Micronutrients

Introduction

A healthy diet provides not only adequate fat, carbohydrate and protein but also small amounts of so-called micronutrients such as trace elements and vitamins. Trace elements can be categorised into those which are essential for human life such as chromium (Cr), cobalt (Co), copper (Cu), iodine (I), iron (Fe), manganese (Mn), molybdenum (Mo), selenium (Se) and zinc (Zn), and those which are potentially toxic such as aluminium (Al), arsenic (As), cadmium (Cd), lead (Pb), mercury (Hg) and nickel (Ni). Some essential trace elements (eg. Co, Cr, Fe, Mn, and Se) may also be toxic when concentrations are raised.

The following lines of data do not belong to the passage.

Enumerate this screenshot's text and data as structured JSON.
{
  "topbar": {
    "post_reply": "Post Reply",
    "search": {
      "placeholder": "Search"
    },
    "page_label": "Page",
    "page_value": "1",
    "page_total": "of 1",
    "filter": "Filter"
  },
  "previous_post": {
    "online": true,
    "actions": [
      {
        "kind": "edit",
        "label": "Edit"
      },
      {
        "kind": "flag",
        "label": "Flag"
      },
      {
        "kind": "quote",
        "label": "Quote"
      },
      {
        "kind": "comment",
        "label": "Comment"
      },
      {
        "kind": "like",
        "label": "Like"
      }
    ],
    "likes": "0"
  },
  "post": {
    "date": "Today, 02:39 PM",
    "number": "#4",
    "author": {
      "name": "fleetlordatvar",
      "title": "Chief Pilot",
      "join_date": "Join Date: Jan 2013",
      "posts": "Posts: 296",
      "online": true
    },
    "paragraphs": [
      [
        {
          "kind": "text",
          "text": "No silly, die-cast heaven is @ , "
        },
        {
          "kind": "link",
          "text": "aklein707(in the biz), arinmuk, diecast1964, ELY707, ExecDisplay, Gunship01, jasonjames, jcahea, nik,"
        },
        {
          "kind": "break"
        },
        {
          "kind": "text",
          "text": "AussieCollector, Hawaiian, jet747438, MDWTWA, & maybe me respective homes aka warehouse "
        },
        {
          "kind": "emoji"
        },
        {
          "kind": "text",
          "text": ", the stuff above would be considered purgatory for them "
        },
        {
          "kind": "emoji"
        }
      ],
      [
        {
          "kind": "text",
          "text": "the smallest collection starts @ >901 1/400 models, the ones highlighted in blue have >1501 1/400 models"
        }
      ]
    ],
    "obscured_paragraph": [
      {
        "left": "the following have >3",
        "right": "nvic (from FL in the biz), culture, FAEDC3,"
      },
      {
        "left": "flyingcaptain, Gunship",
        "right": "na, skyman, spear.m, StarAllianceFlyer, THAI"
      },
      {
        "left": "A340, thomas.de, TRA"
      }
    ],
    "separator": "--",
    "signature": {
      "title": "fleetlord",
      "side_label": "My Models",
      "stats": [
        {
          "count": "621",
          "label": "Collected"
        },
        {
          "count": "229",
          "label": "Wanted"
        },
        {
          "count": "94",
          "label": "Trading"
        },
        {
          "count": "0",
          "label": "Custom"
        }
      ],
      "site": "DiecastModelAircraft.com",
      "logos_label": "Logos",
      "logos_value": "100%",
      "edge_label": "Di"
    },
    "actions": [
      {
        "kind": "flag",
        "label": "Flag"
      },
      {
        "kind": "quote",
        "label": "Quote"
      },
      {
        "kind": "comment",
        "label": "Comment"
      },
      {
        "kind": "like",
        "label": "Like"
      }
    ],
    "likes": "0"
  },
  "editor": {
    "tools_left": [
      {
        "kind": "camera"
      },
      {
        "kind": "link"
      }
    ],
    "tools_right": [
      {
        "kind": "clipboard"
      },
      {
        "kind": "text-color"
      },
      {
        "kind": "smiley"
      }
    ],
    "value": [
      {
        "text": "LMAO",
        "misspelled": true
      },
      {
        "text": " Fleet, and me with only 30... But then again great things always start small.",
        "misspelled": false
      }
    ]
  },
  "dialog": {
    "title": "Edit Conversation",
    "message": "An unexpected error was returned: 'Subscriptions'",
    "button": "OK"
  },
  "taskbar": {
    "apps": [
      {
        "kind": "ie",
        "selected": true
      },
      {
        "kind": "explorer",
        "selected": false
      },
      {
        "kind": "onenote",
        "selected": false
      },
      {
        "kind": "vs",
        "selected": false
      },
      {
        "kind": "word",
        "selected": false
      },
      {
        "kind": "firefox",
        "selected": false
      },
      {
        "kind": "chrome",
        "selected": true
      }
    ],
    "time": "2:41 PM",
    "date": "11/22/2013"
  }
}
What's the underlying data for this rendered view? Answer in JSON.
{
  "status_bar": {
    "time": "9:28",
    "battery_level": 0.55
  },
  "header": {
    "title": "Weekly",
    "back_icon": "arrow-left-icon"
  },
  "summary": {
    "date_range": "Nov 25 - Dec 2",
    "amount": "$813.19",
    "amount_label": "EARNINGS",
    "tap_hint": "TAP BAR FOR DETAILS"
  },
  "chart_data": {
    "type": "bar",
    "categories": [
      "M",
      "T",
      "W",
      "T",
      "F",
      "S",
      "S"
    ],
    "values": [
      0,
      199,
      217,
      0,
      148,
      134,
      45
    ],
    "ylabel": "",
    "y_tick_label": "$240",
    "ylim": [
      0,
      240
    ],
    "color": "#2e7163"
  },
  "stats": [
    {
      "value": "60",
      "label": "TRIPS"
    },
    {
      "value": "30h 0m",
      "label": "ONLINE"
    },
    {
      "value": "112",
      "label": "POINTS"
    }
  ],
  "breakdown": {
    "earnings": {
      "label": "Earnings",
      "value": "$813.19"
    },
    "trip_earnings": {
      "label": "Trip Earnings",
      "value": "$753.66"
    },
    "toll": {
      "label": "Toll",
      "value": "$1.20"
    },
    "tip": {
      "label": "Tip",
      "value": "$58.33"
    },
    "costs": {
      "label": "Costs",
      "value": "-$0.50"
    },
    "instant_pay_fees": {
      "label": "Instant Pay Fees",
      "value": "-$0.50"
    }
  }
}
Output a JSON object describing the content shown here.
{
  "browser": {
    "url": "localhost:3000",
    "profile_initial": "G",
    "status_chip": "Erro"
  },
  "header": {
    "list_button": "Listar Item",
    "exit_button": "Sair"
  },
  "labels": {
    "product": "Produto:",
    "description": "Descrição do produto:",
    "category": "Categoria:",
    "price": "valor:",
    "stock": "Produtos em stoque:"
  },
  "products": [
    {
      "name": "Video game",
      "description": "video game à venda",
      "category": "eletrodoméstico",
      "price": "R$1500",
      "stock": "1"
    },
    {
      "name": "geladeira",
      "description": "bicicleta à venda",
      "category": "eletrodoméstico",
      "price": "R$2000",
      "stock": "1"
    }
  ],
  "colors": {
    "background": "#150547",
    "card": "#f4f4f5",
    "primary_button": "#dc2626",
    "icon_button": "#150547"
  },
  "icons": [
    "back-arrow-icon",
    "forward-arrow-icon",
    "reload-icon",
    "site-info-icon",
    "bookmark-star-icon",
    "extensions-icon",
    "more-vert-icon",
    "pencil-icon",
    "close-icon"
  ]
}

Vitamins A (retinol), B1 (thiamin), B2 (riboflavin), B6 (pyridoxine), B12 (cyanocobalamin), C (ascorbic acid), D (cholecalciferol), E (tocopherol), and K (phylloquinone) are required for adequate nutrition. In the case of vitamins A and B6 toxicity may also occur. Vitamins can be divided into two groups – fat soluble (vitamins A, D, E, and K) and water soluble (vitamins B1, B2, B6 and C). In general, water soluble vitamins function as coenzymes and the body’s reserves are low, while fat soluble vitamins do not function as coenzymes and the body’s reserves are high.

Nutritional Deficiency

Nutritional deficiency of vitamins and trace elements is relatively uncommon in developed countries. When it occurs it is usually due to poor diet (eg. alcohol-related), malabsorption, inadequate supplementation in total parenteral nutrition (TPN), inborn errors of metabolism, and food fads. Nutritional deficiency may be sub-clinical or masked by co-existing disease so making the measurement of blood levels of vitamins and trace elements potentially useful. However, assessing the adequacy of dietary intake of nutrients is complex and the bioavailability of trace elements may be reduced by the species present and intraluminal interactions with dietary substances such as phytic acid, fibre and other trace elements. Disorders involving Fe, I, and Co can be investigated by established methods – haemoglobin, thyroid hormones and vitamin B12, and so their measurement is infrequently required.

Clinical interest in essential trace elements increased when reversible symptomatic deficiencies of Cr, Cu, Zn, Se, and Mo were described in patients receiving long-term TPN. Similarly, diets formulated for the management of inborn errors of metabolism such as phenylketonuria have been associated with deficiencies of Se, Zn and other elements. In both cases, the use of highly purified nutrients has led to deficiency diseases never before clearly observed.

Young children, especially those in malnourished populations, are also at risk. Diets used in rehabilitation may not always supply sufficient vitamins and trace elements, and growth and recovery may therefore be compromised. The premature baby has a special requirement for micronutrients which is far from understood. Oral provision is complicated by immature gut function and can result in varying degrees of malabsorption.

Acute Phase Response

The acute phase response is the term used when referring to the series of metabolic changes that occurs in the body in response to infection, surgical or accidental trauma or any noxious event causing tissue damage or necrosis. The acute phase response can result in significant changes to plasma levels of several micronutrients that are independent of nutritional status. The change varies directly with the degree of the acute phase response which can be gauged by the concentration of C-reactive protein. In the cases of zinc, selenium, and vitamins A, B2, B6 and C there are reductions in concentration of up to 50%, 50%, 50%, 60%, 50%, and 70% respectively. Plasma copper shows a positive acute phase response with levels rising by up to 30%.